Questo permette ai ragazzi una cosa: una volta che hanno tra le mani un copione, lo possiedono. Lo hanno creato loro. Io ho solo dato un ordine. Il copione è un prodotto di un percorso: è la crescita del ragazzo e la storia che lui ha deciso di raccontare.

Cosa è cambiato nel ragazzo a fine anno?

Impara ad essere in ascolto di qualcun altro. Questo nella vita ti cambia profondamente. Poi si acquisisce leggerezza nel non prendersi troppo sul serio. Chi è in scena è pronto a farsi criticare. Avere in platea gli altri che dicono ciò che ha funzionato e cosa no: non è giudizio ma solo occasione di crescita. È una grande conquista acquisire la leggerezza. Lo diceva lo stesso Calvino.

Cosa rappresentano i tuoi ragazzi per te?

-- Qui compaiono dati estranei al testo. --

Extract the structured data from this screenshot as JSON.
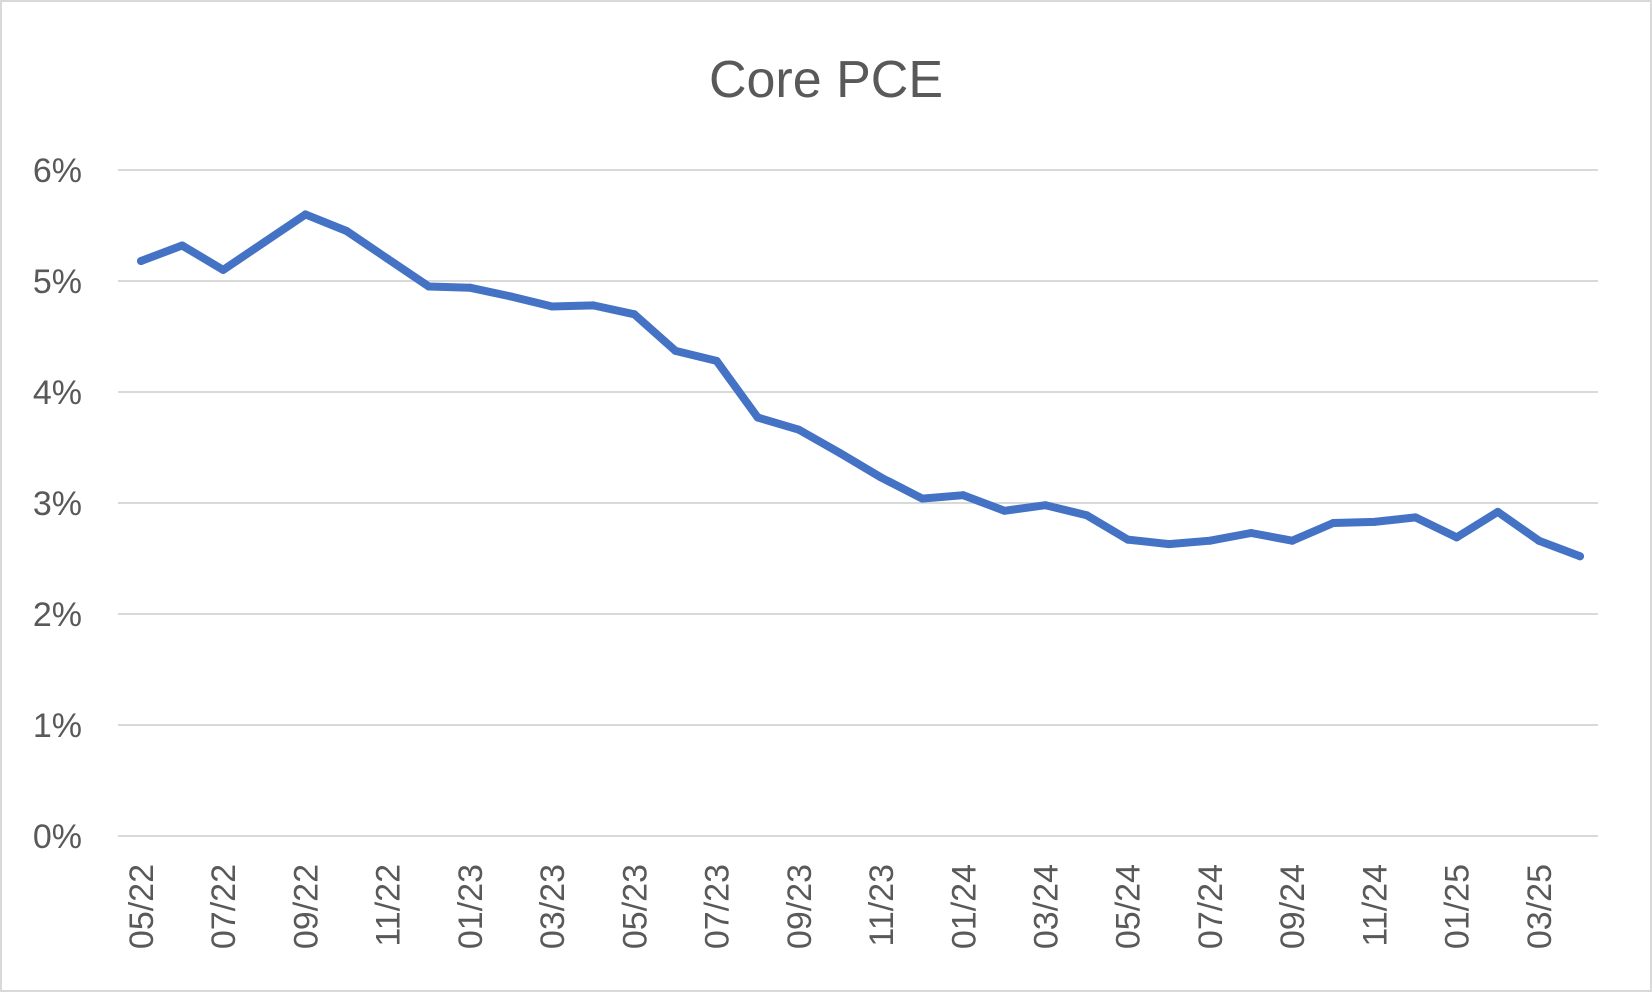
{
  "chart_data": {
    "type": "line",
    "title": "Core PCE",
    "xlabel": "",
    "ylabel": "",
    "ylim": [
      0,
      6
    ],
    "y_ticks": [
      "0%",
      "1%",
      "2%",
      "3%",
      "4%",
      "5%",
      "6%"
    ],
    "x_tick_labels": [
      "05/22",
      "07/22",
      "09/22",
      "11/22",
      "01/23",
      "03/23",
      "05/23",
      "07/23",
      "09/23",
      "11/23",
      "01/24",
      "03/24",
      "05/24",
      "07/24",
      "09/24",
      "11/24",
      "01/25",
      "03/25"
    ],
    "grid": true,
    "legend": "none",
    "line_color": "#4472c4",
    "series": [
      {
        "x": [
          "05/22",
          "06/22",
          "07/22",
          "08/22",
          "09/22",
          "10/22",
          "11/22",
          "12/22",
          "01/23",
          "02/23",
          "03/23",
          "04/23",
          "05/23",
          "06/23",
          "07/23",
          "08/23",
          "09/23",
          "10/23",
          "11/23",
          "12/23",
          "01/24",
          "02/24",
          "03/24",
          "04/24",
          "05/24",
          "06/24",
          "07/24",
          "08/24",
          "09/24",
          "10/24",
          "11/24",
          "12/24",
          "01/25",
          "02/25",
          "03/25",
          "04/25"
        ],
        "values": [
          5.18,
          5.32,
          5.1,
          5.35,
          5.6,
          5.45,
          5.2,
          4.95,
          4.94,
          4.86,
          4.77,
          4.78,
          4.7,
          4.37,
          4.28,
          3.77,
          3.66,
          3.45,
          3.23,
          3.04,
          3.07,
          2.93,
          2.98,
          2.89,
          2.67,
          2.63,
          2.66,
          2.73,
          2.66,
          2.82,
          2.83,
          2.87,
          2.69,
          2.92,
          2.66,
          2.52
        ]
      }
    ]
  }
}
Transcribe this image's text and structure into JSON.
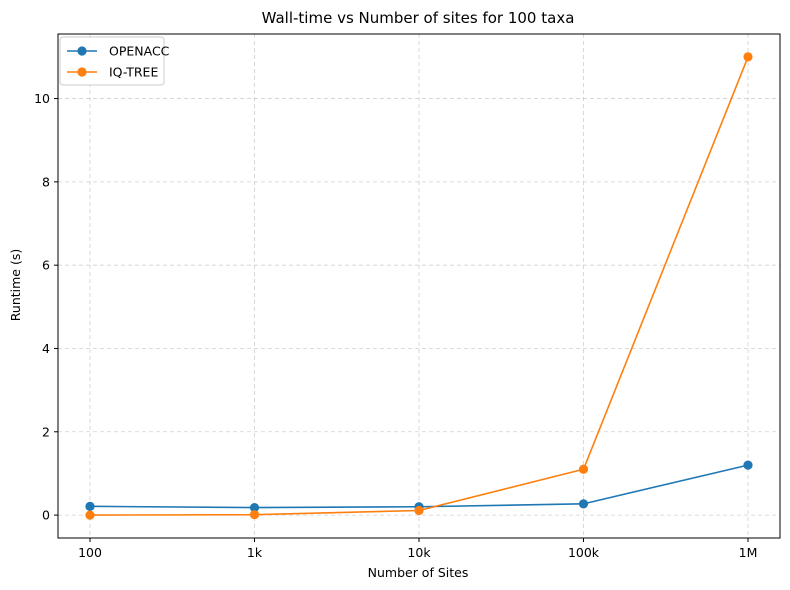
{
  "chart_data": {
    "type": "line",
    "title": "Wall-time vs Number of sites for 100 taxa",
    "xlabel": "Number of Sites",
    "ylabel": "Runtime (s)",
    "categories": [
      "100",
      "1k",
      "10k",
      "100k",
      "1M"
    ],
    "series": [
      {
        "name": "OPENACC",
        "color": "#1f77b4",
        "values": [
          0.21,
          0.18,
          0.2,
          0.27,
          1.2
        ]
      },
      {
        "name": "IQ-TREE",
        "color": "#ff7f0e",
        "values": [
          0.0,
          0.01,
          0.11,
          1.1,
          11.0
        ]
      }
    ],
    "ylim": [
      -0.55,
      11.55
    ],
    "yticks": [
      0,
      2,
      4,
      6,
      8,
      10
    ],
    "grid": true,
    "legend_position": "top-left"
  }
}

Sono un gruppo di persone con cui ho immenso piacere a passare il mio tempo, posto che il tempo è la cosa più preziosa che abbiamo. In più, sono persone con cui avviene uno scambio talmente grande da essere un valore insostituibile. Io per caso gestisco il laboratorio, e non me lo aspettavo.

Chi era muto, ha iniziato a parlare. Chi aveva paura, ha maturato uno spirito critico. Hanno grandissime qualità ma devono solo essere stimolati nel modo giusto. Sono tutti cresciuti.

Lo spettatore cosa troverà sul palco?

Non vedrà sicuramente nulla di già visto, né Goldoni né Shakespeare, ma un lavoro totalmente nuovo, fatto col cuore. Sulla scena ci sono i ragazzi, nella misura in cui è una cosa creata da loro. Tutto è sviluppato da loro. Quello di cui sono certa è che a questa esperienza penseranno sempre.